If you’d like to update it or improve the script feel free – if you make something exciting please consider sharing it in the comments.


Why use pivot tables?

They are non destructive

A pivot table simply looks at a data source and presents it in different ways. They don’t actually change anything so the accuracy of your source data is preserved.

They work with unlimited rows

You could simply create a new column next to your imported data and manually create some formulas. However, as soon as the file changes and rows are added or deleted there will be missing or extra values in your output file. You would have to manually drag the formulas every time the data changed. Using a pivot table to perform sorts, grouping and calculated fields means you don’t lose anything if the size of the table changes.

They are an introduction to actual programming

A pivot table is simply an interface to some quite advanced grouping, sorting and filtering methods, and a really good way to learn what SQL can achieve. Eventually you will outgrow Google Sheets and want to migrate to a tool like Data Studio, PowerBI or even Access, and a solid understanding of pivots will make that so much easier.

If you don’t want to use pivots…

The query command is very powerful and arguably more flexible than pivots. There is a bit of a learning curve, but it lets you do things like merge several data sources and perform advanced grouping. Don’t discount pivot tables though – if nothing else they are good for prototyping your query command.


Limitations

Size limit

Google Sheets has a limit of 10 million cells in a sheet. Bear in mind that is cells, not rows – it’s a big number but it is possible for a very large file to hit that limit.
If you hit that limit you will see an error like this. If you activated error notifications in the ‘triggers’ screen you will also receive this information in an email.

If you do hit that limit consider removing unnecessary columns from the input file. Sometimes that is easy – I built this system to use Awin product feeds which let you specify which columns to use, but other times it may not be possible. It really depends where you get the data file from.

Badly formed data

There is very little error checking in this script so it does rely on being provided with clean, well formatted csv data.
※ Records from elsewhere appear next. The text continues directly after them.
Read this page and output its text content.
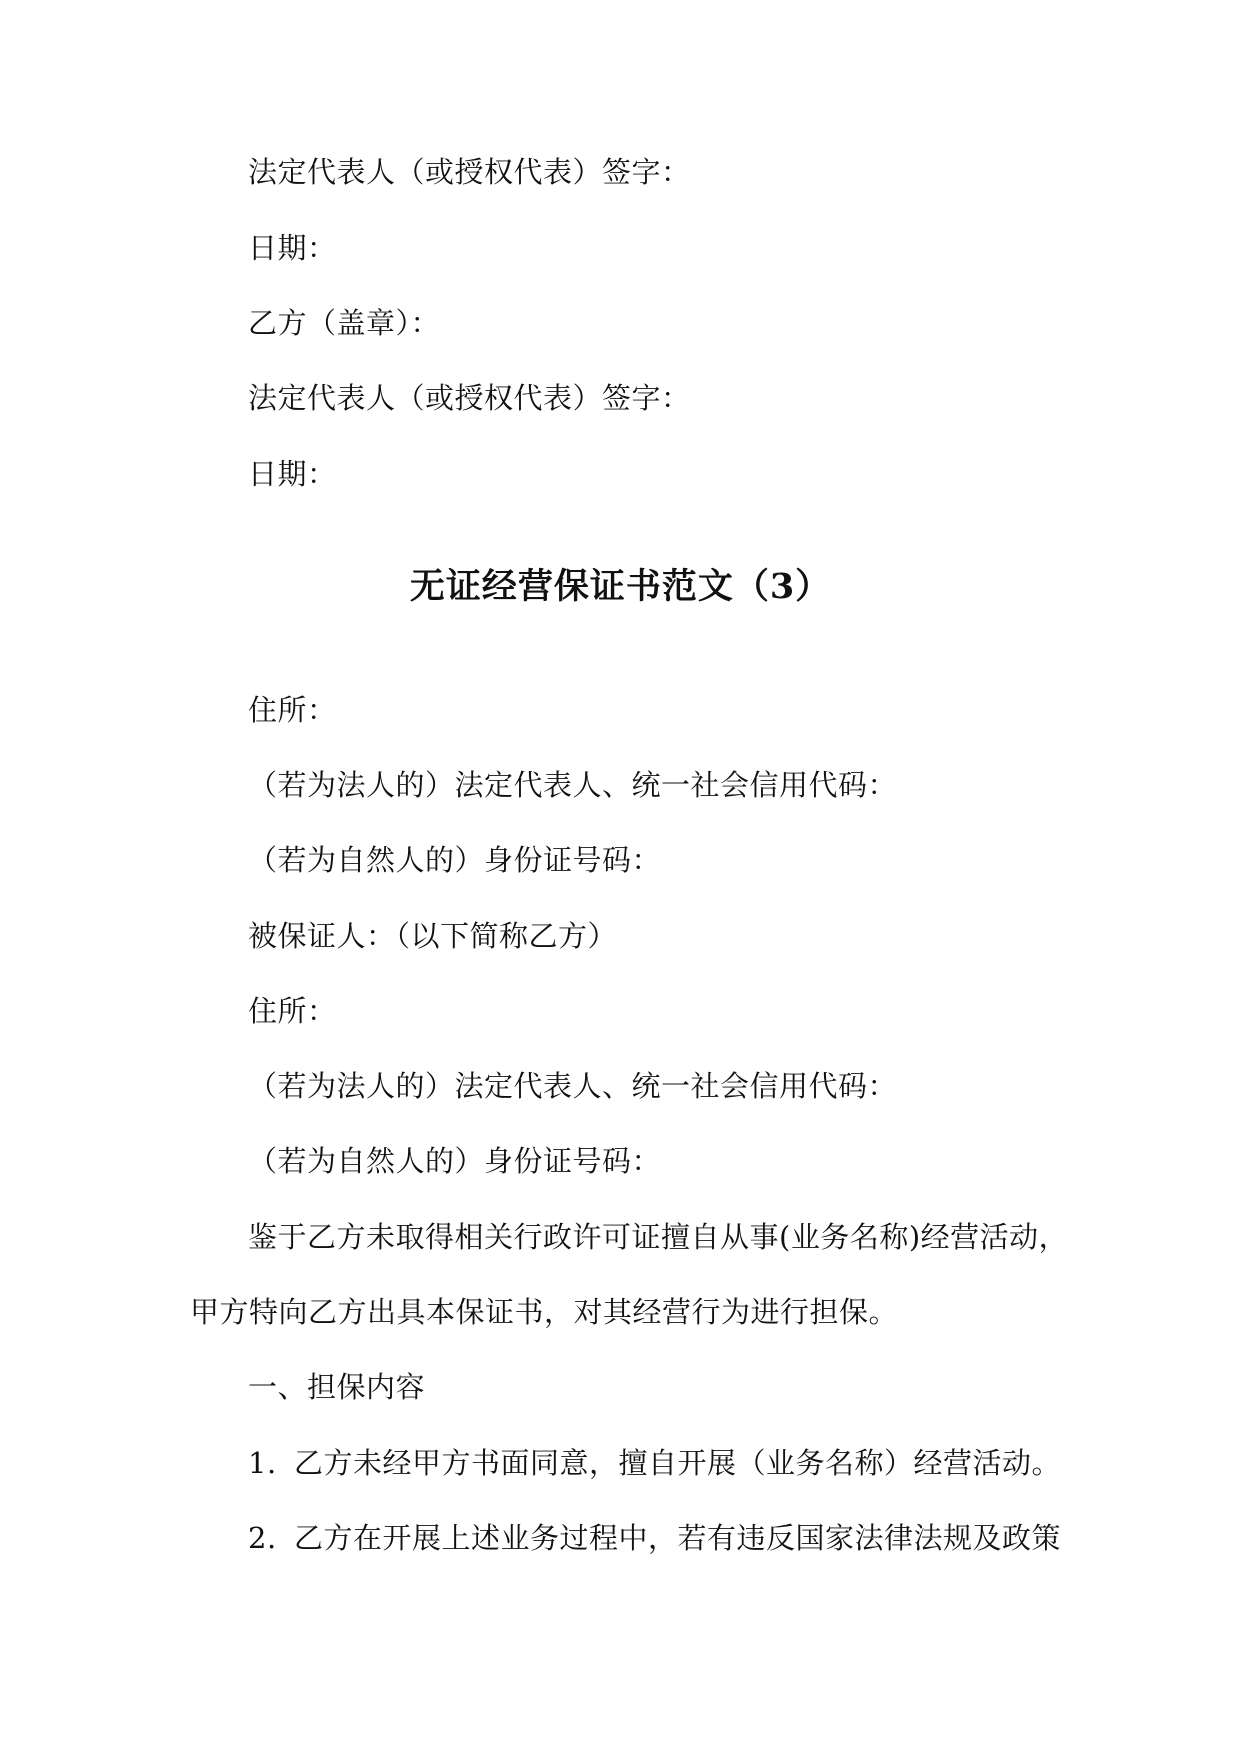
法定代表人（或授权代表）签字：
日期：
乙方（盖章）：
法定代表人（或授权代表）签字：
日期：
无证经营保证书范文（3）
住所：
（若为法人的）法定代表人、统一社会信用代码：
（若为自然人的）身份证号码：
被保证人：（以下简称乙方）
住所：
（若为法人的）法定代表人、统一社会信用代码：
（若为自然人的）身份证号码：
鉴于乙方未取得相关行政许可证擅自从事(业务名称)经营活动，
甲方特向乙方出具本保证书，对其经营行为进行担保。
一、担保内容
1. 乙方未经甲方书面同意，擅自开展（业务名称）经营活动。
2. 乙方在开展上述业务过程中，若有违反国家法律法规及政策
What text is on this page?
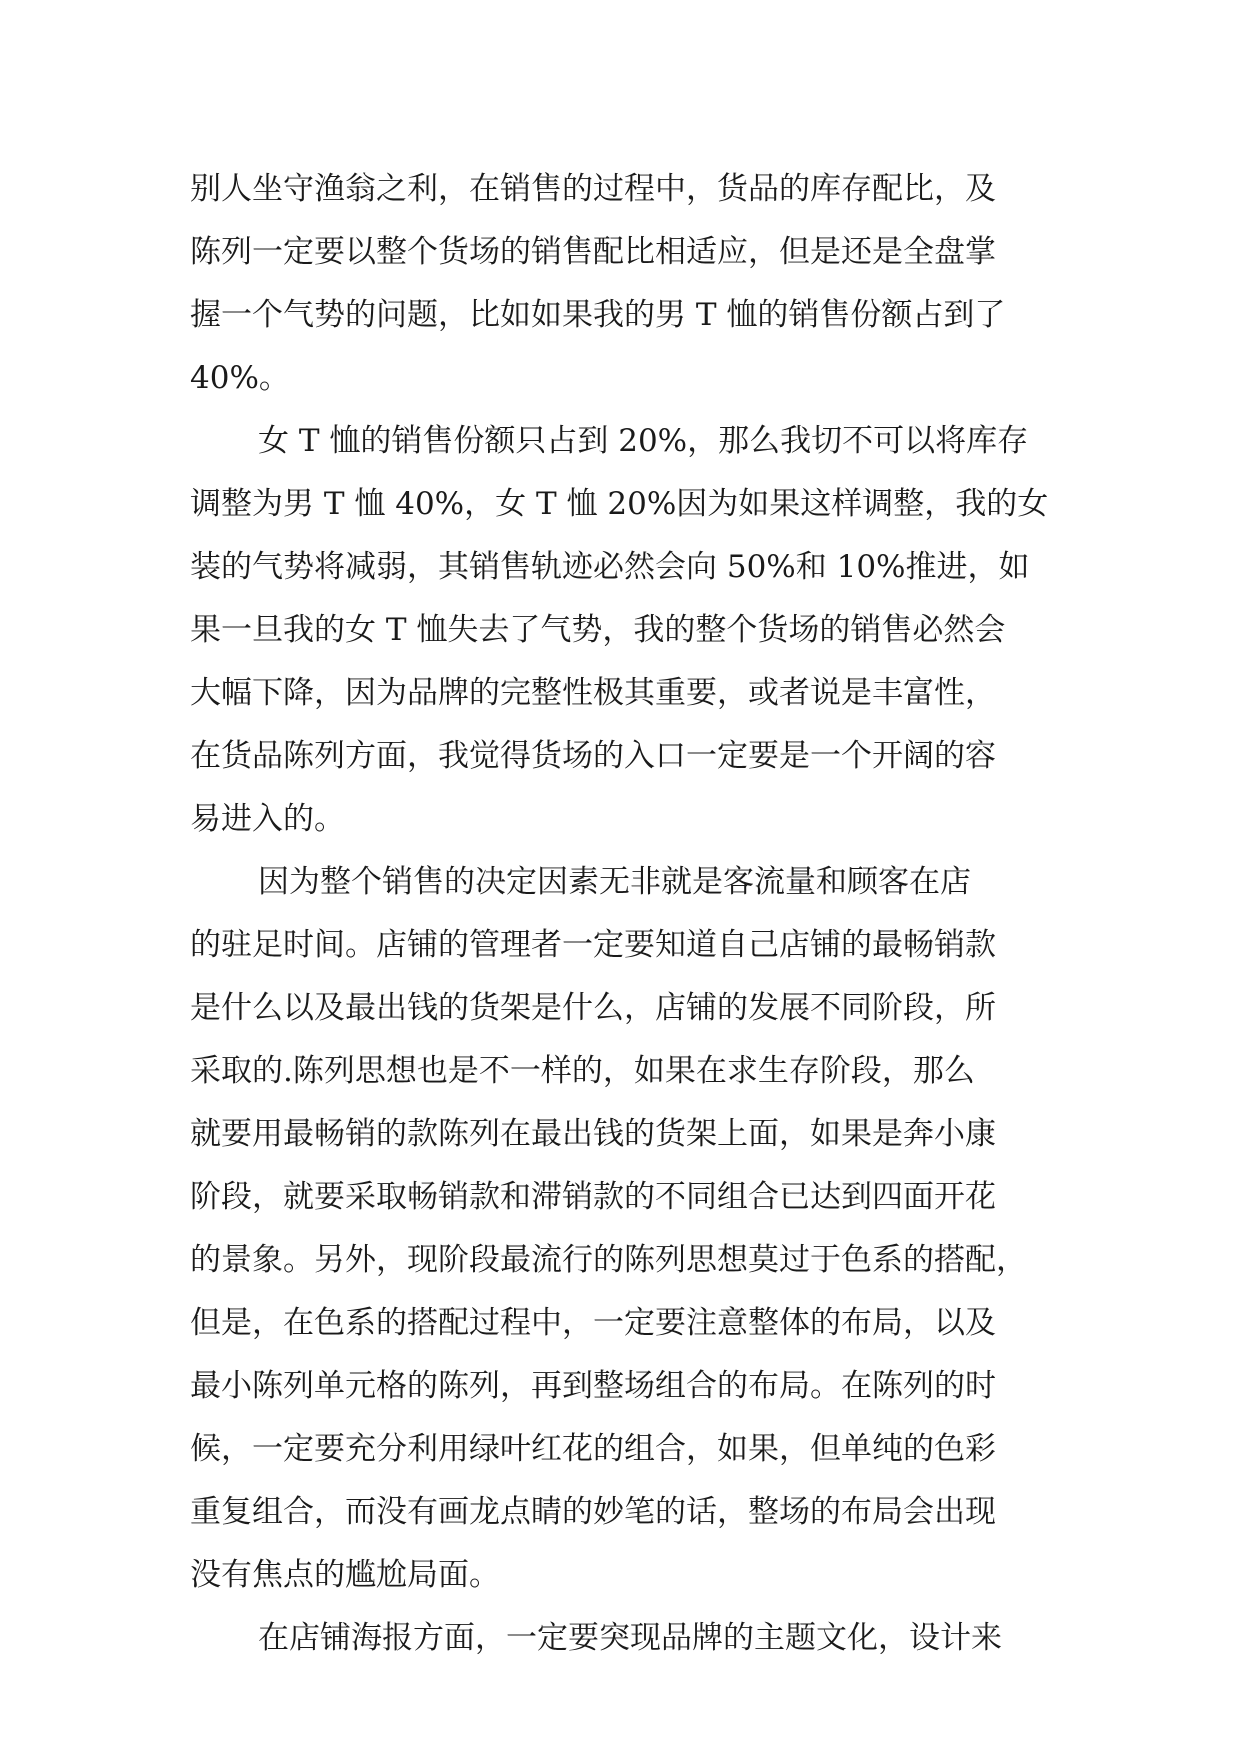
别人坐守渔翁之利，在销售的过程中，货品的库存配比，及
陈列一定要以整个货场的销售配比相适应，但是还是全盘掌
握一个气势的问题，比如如果我的男 T 恤的销售份额占到了
40%。
女 T 恤的销售份额只占到 20%，那么我切不可以将库存
调整为男 T 恤 40%，女 T 恤 20%因为如果这样调整，我的女
装的气势将减弱，其销售轨迹必然会向 50%和 10%推进，如
果一旦我的女 T 恤失去了气势，我的整个货场的销售必然会
大幅下降，因为品牌的完整性极其重要，或者说是丰富性，
在货品陈列方面，我觉得货场的入口一定要是一个开阔的容
易进入的。
因为整个销售的决定因素无非就是客流量和顾客在店
的驻足时间。店铺的管理者一定要知道自己店铺的最畅销款
是什么以及最出钱的货架是什么，店铺的发展不同阶段，所
采取的.陈列思想也是不一样的，如果在求生存阶段，那么
就要用最畅销的款陈列在最出钱的货架上面，如果是奔小康
阶段，就要采取畅销款和滞销款的不同组合已达到四面开花
的景象。另外，现阶段最流行的陈列思想莫过于色系的搭配，
但是，在色系的搭配过程中，一定要注意整体的布局，以及
最小陈列单元格的陈列，再到整场组合的布局。在陈列的时
候，一定要充分利用绿叶红花的组合，如果，但单纯的色彩
重复组合，而没有画龙点睛的妙笔的话，整场的布局会出现
没有焦点的尴尬局面。
在店铺海报方面，一定要突现品牌的主题文化，设计来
If you are using a csv file that was machine generated (like most affiliate product feeds), then you shouldn’t have anything to worry about. Likewise, if you use a pivot table to create the output the result should be equally well formatted.

Update frequency

I have never come up against any usage limits, but there isn’t much use setting the script to update every hour if it doesn’t need to. If it is a particularly large file it could uses a lot of your networks bandwidth for no reason.

The product data I used in the example video is updated once per day, so to be thorough without going over the top I set the Apps Script trigger to fetch every 12 hours.